Makassar, (Antaranews Sulsel) - Pakar ekonomi Universitas Hasanuddin (Unhas) Prof Marzuki DEA menilai penghapusan Laporan Surveyor (LS) khususnya sawit dan turunannya perlu pengawasan agar kebijakan hanya bersifat temporer sampai permintaan global kembali normal.

Prof Marzuki DEA di Makassar, Kamis, mengatakan pada satu sisi kebijakan yang akan diambil pemerintah sebagai upaya untuk mendorong ekspor memang patut diterima.
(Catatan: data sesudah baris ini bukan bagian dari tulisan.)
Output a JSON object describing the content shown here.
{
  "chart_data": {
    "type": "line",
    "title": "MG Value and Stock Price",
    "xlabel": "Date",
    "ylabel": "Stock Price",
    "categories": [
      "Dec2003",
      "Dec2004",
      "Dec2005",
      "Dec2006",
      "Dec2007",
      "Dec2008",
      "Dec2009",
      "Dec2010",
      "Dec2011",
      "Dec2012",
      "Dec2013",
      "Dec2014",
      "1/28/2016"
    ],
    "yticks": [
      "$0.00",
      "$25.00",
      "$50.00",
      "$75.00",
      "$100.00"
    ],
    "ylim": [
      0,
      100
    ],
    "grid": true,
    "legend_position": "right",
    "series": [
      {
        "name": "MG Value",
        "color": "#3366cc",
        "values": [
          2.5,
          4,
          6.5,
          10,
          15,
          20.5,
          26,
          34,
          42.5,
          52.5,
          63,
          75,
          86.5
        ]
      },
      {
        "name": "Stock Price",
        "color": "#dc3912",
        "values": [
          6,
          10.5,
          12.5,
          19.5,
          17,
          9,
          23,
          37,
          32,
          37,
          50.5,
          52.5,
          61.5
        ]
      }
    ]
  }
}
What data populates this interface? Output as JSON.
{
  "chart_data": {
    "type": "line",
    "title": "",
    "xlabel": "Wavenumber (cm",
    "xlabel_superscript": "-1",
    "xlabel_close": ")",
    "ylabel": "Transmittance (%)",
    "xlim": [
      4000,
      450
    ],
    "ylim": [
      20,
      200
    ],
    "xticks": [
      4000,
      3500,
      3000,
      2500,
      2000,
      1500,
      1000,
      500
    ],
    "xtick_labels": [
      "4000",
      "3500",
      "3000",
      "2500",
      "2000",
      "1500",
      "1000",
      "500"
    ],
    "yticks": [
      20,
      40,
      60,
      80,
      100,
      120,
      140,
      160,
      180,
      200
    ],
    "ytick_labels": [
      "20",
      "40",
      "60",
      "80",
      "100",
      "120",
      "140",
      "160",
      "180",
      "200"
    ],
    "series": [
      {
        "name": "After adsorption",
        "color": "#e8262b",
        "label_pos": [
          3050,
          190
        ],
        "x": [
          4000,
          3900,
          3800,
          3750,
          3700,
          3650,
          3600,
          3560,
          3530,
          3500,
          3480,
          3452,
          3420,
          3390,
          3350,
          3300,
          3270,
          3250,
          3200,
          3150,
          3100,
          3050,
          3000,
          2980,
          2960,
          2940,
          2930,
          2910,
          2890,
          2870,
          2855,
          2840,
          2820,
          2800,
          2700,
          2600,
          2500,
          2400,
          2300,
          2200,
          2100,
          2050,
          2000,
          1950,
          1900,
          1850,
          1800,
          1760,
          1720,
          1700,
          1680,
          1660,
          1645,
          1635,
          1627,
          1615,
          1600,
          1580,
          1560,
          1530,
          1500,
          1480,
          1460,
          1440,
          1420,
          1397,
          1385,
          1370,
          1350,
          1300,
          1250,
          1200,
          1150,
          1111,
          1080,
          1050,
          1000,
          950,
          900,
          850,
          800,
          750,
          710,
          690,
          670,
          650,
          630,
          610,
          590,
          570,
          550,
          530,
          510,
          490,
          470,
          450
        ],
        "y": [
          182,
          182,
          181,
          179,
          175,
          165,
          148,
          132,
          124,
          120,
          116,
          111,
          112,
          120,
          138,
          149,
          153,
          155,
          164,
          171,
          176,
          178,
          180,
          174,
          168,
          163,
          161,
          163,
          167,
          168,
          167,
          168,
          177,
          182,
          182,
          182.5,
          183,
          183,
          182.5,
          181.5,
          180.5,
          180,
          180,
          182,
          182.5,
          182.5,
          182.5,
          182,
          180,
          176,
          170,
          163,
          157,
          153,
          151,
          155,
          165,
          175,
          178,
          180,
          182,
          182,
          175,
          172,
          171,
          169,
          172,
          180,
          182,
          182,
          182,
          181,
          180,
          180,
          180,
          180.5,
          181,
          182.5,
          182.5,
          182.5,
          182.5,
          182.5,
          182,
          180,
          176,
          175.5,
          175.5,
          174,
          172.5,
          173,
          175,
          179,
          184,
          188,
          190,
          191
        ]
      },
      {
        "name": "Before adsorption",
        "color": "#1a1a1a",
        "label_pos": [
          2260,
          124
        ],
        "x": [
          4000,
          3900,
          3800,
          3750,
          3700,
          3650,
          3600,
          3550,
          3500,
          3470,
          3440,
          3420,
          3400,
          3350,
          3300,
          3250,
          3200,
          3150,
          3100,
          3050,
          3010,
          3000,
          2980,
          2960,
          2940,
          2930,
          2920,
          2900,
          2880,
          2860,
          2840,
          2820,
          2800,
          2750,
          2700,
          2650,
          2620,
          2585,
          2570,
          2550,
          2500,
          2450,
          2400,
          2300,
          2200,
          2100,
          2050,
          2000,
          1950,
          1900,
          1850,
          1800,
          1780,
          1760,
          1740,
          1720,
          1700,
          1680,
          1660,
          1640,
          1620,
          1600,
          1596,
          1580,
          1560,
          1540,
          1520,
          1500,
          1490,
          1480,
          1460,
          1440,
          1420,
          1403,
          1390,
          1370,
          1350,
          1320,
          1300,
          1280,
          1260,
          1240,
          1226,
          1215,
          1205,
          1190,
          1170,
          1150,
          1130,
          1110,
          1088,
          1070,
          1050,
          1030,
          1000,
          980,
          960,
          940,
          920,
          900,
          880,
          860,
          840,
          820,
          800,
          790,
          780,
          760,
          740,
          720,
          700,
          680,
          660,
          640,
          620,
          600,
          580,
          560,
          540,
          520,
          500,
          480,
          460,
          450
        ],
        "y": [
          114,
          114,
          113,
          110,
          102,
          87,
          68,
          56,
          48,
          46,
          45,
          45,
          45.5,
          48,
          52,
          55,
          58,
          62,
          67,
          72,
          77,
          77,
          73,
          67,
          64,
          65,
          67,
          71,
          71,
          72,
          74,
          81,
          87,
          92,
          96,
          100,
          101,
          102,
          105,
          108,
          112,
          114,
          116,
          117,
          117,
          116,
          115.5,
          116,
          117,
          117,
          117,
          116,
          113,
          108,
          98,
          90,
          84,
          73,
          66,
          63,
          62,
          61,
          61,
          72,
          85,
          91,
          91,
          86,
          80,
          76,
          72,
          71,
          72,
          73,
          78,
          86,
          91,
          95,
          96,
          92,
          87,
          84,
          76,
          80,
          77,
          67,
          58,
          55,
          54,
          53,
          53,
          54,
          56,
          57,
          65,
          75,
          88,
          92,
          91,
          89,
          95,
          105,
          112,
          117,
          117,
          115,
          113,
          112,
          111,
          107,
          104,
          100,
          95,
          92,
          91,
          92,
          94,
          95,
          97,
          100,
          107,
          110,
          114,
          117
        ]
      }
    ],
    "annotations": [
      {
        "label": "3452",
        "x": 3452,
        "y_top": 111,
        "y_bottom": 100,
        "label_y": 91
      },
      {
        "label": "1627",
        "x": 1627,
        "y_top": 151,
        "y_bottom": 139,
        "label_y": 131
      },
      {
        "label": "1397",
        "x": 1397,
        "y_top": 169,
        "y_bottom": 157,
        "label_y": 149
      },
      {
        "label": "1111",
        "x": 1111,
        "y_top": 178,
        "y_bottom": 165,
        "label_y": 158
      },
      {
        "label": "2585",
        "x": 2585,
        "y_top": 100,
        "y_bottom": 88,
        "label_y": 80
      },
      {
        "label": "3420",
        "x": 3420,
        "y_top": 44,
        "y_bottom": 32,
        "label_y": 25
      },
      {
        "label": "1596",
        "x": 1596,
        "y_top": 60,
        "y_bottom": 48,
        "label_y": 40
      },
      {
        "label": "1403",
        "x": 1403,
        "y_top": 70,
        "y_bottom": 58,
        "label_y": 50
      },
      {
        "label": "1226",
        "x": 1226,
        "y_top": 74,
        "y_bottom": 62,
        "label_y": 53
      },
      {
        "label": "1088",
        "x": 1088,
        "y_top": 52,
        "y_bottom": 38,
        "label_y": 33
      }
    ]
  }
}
"Jika alasan pemerintah mendorong suplai dengan harapan permintaan ekspor akan naik maka dapat diterima. Tapi tentu perlu diawasi karena jangan sampai keterusan yang justru merugikan kepentingan bangsa dan negara," ujarnya

Ia menjelaskan, kebijakan penghapusan LS begitu jelas sebagai upaya mendorong ekspor.

Dan jika melihat sepintas, kata dia, memang bagus tapi bagaimana dampak manfaat dan kerugiannya bagi Indonesia, itu yang perlu menjadi perhatian.

Menurut dia, jika kebijakan itu pada akhirnya dilakukan, dirinya menilai berpotensi memberikan banyak dampak negatif atau kerugian bagi Indonesia.

Terutama, kata dia, dalam kaitannya dengan pencatatan statistiknya. Apalagi kebijakan selama ini saja masih merugikan Indonesia karena meskipun tercatat kebanyakan dari barang ekspor itu sebagai komoditas ekspor Indonesia, tapi secara rielnya tidak demikian.

"Karena kebanyakan dari hasil ekspor sawit tersebut bukanlah produk-produk dari pengusaha nasional apalagi rakyat Indonesia, tapi kegiatan PMA (Penanaman Modal Asing) sehingga hasil nilai tambahnya hanya dinikmati pemilik modal asing tersebut dan bukan rakyat dan bangsa Indonesia," jelasnya.

Misalnya, kata dia, negara hanya mendapatan hasil pencatatan angka statistik yang bisa besar jika ekspornya tingga, jadi bukan memperoleh nilai uangnya.

"Itulah yang jadi masalah sebenarnya dalam pencatatan pendapatan secara nasional dan wilayah kita. Ada tercatat ekspor yang meningkat, misalnya dari sektor pertanian besar dari hasil-hasil eksploitasi tambang, tapi hasilnya tidak dinikmati rakyat dan bangsa ini, tapi dinikmati oleh pemilik-pemilik usaha tersebut yang umumnya PMA," sebut dia.

Artinya, jika angka pertumbuhan diperoleh dari penjumlahan hasil ekspor, maka angka pertumbuhan itu sebenarnya tidak seperti yang tercatat. Karena hasil ekspor tersebut milik bangsa lain. Sehingga untuk menghitung angka pertumbuhan riel bangsa dan daerah sendiri, seharusnya tdk memperhitungkan nilai tambah dari bangsa lain.

Tetapi betul-betul harus angka pertumbuhan dari nilai tambah yang dihasilkan rakyat bangsa sendiri.

Hal ini, lanjut dia, juga terkait dengan hasil ekspor komoditas kelapa sawit, karena umumnya itu adalah hasil industri pertanian dari PMA.

"Jika sebelumnya kita dapat sesuatu, meskipun hanya data pencatatan, sekarang tidak ada lagi jika dihapus. selain hanya tanah negeri ini dijadikan lahan untuk kesejahteraan bangsa lain," tegasnya.